High inflation in the Netherlands is a temporary phenomenon

High inflation in the Netherlands is a temporary phenomenon

The high inflation in the Netherlands is a temporary phenomenon according to the Dutch Central Bank (DNB).

Prices in the Netherlands are rising sharply. In the past ten months, inflation according to the European Harmonised Index of Consumer Prices (HICP) surpassed the 3% level nine times. Government measures are pushing up inflation, which is why DNB expect the current high level of inflation to be temporary. The effect of government measures on inflation will ease off significantly in the course of this year.

In July inflation in the Netherlands came to 3.1%, almost twice as high as euro-area inflation. Nevertheless, an inflation differential of this size is not exceptional. Figure 1 shows inflation in the Netherlands and the euro area since the start of EMU in 1999. Prices in the Netherlands rose the most and the inflation differential relative to the euro area was the most pronounced at the start of this century. In April and May of 2001 inflation in the Netherlands was as high as 5.5%. In the same year, the inflation differential relative to the euro area repeatedly recorded more than 3 percentage points.

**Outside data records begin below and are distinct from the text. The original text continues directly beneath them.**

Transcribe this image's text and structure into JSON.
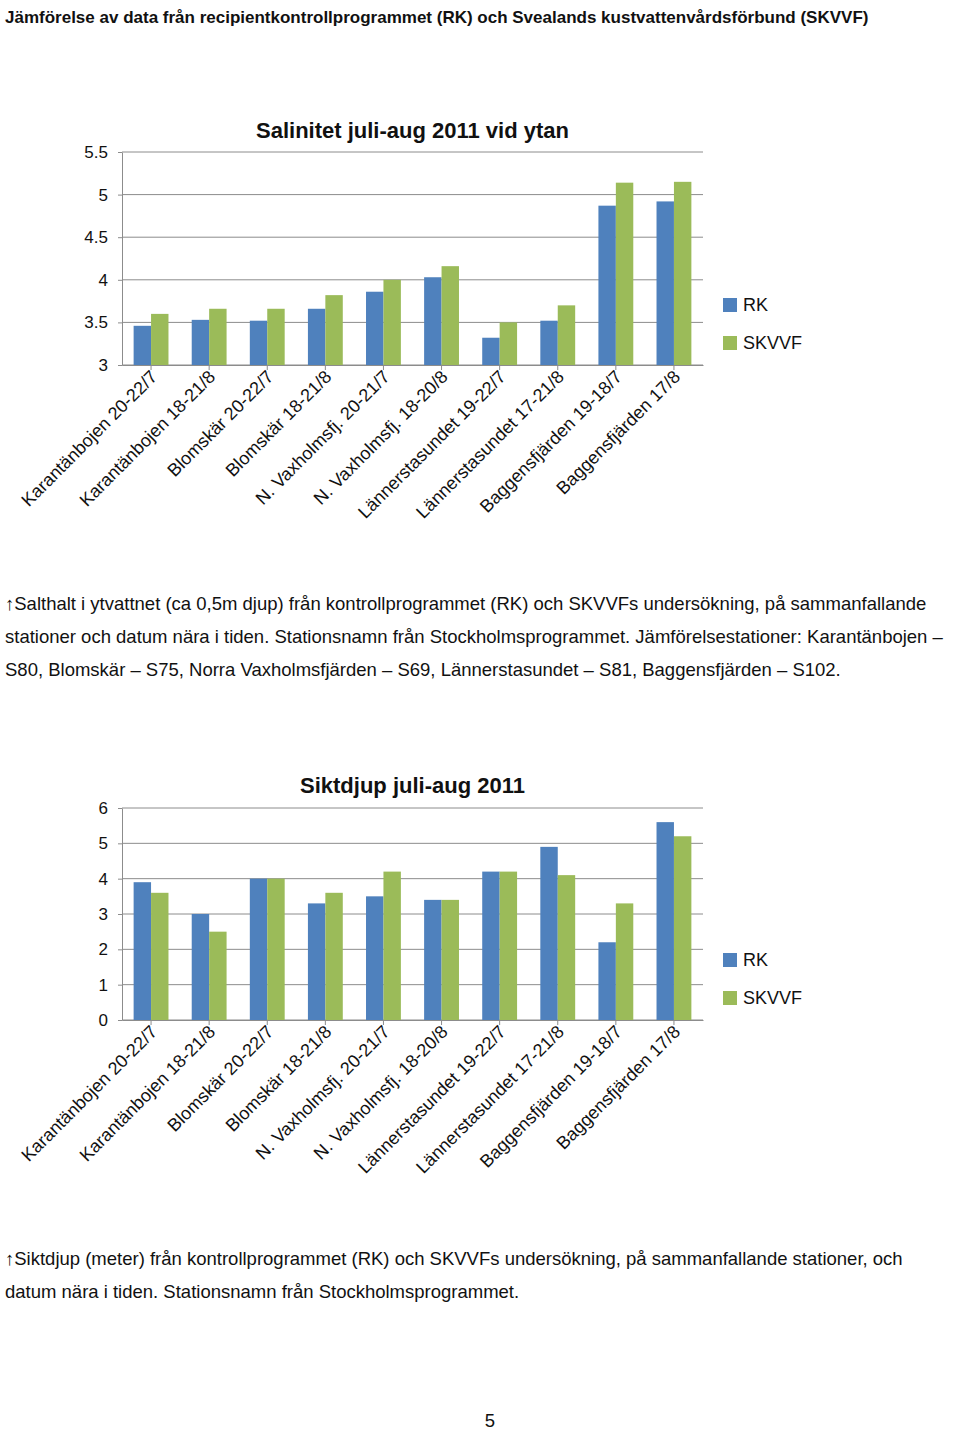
{
  "header": {
    "title": "Jämförelse av data från recipientkontrollprogrammet (RK) och Svealands kustvattenvårdsförbund (SKVVF)"
  },
  "chart_data": [
    {
      "type": "bar",
      "title": "Salinitet juli-aug 2011 vid ytan",
      "categories": [
        "Karantänbojen 20-22/7",
        "Karantänbojen 18-21/8",
        "Blomskär 20-22/7",
        "Blomskär 18-21/8",
        "N. Vaxholmsfj. 20-21/7",
        "N. Vaxholmsfj. 18-20/8",
        "Lännerstasundet 19-22/7",
        "Lännerstasundet 17-21/8",
        "Baggensfjärden 19-18/7",
        "Baggensfjärden 17/8"
      ],
      "series": [
        {
          "name": "RK",
          "color": "#4f81bd",
          "values": [
            3.46,
            3.53,
            3.52,
            3.66,
            3.86,
            4.03,
            3.32,
            3.52,
            4.87,
            4.92
          ]
        },
        {
          "name": "SKVVF",
          "color": "#9bbb59",
          "values": [
            3.6,
            3.66,
            3.66,
            3.82,
            4.0,
            4.16,
            3.5,
            3.7,
            5.14,
            5.15
          ]
        }
      ],
      "ylim": [
        3,
        5.5
      ],
      "yticks": [
        3,
        3.5,
        4,
        4.5,
        5,
        5.5
      ],
      "grid": true,
      "legend": "right"
    },
    {
      "type": "bar",
      "title": "Siktdjup juli-aug 2011",
      "categories": [
        "Karantänbojen 20-22/7",
        "Karantänbojen 18-21/8",
        "Blomskär 20-22/7",
        "Blomskär 18-21/8",
        "N. Vaxholmsfj. 20-21/7",
        "N. Vaxholmsfj. 18-20/8",
        "Lännerstasundet 19-22/7",
        "Lännerstasundet 17-21/8",
        "Baggensfjärden 19-18/7",
        "Baggensfjärden 17/8"
      ],
      "series": [
        {
          "name": "RK",
          "color": "#4f81bd",
          "values": [
            3.9,
            3.0,
            4.0,
            3.3,
            3.5,
            3.4,
            4.2,
            4.9,
            2.2,
            5.6
          ]
        },
        {
          "name": "SKVVF",
          "color": "#9bbb59",
          "values": [
            3.6,
            2.5,
            4.0,
            3.6,
            4.2,
            3.4,
            4.2,
            4.1,
            3.3,
            5.2
          ]
        }
      ],
      "ylim": [
        0,
        6
      ],
      "yticks": [
        0,
        1,
        2,
        3,
        4,
        5,
        6
      ],
      "grid": true,
      "legend": "right"
    }
  ],
  "captions": [
    "↑Salthalt i ytvattnet (ca 0,5m djup) från kontrollprogrammet (RK) och SKVVFs undersökning, på sammanfallande stationer och datum nära i tiden. Stationsnamn från Stockholmsprogrammet. Jämförelsestationer: Karantänbojen – S80, Blomskär – S75, Norra Vaxholmsfjärden – S69, Lännerstasundet – S81, Baggensfjärden – S102.",
    "↑Siktdjup (meter) från kontrollprogrammet (RK) och SKVVFs undersökning, på sammanfallande stationer, och datum nära i tiden. Stationsnamn från Stockholmsprogrammet."
  ],
  "page_number": 5
}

On average prices have risen 2.3% in the Netherlands and 2% in the euro area since the start of EMU. Especially at the start of the monetary union, inflation in the Netherlands was higher, and after that it was often lower than that in the other euro-area countries.

According to our June forecast, inflation will remain high at 2.7% this year (see our Economic Developments and Outlook). Inflation is expected to drop sharply in October as the effect of the VAT increase will unwind. DNB estimate inflation of 1.6% and 1.5% in 2014 and 2015, respectively, which are more fitting levels for the state of economic activity.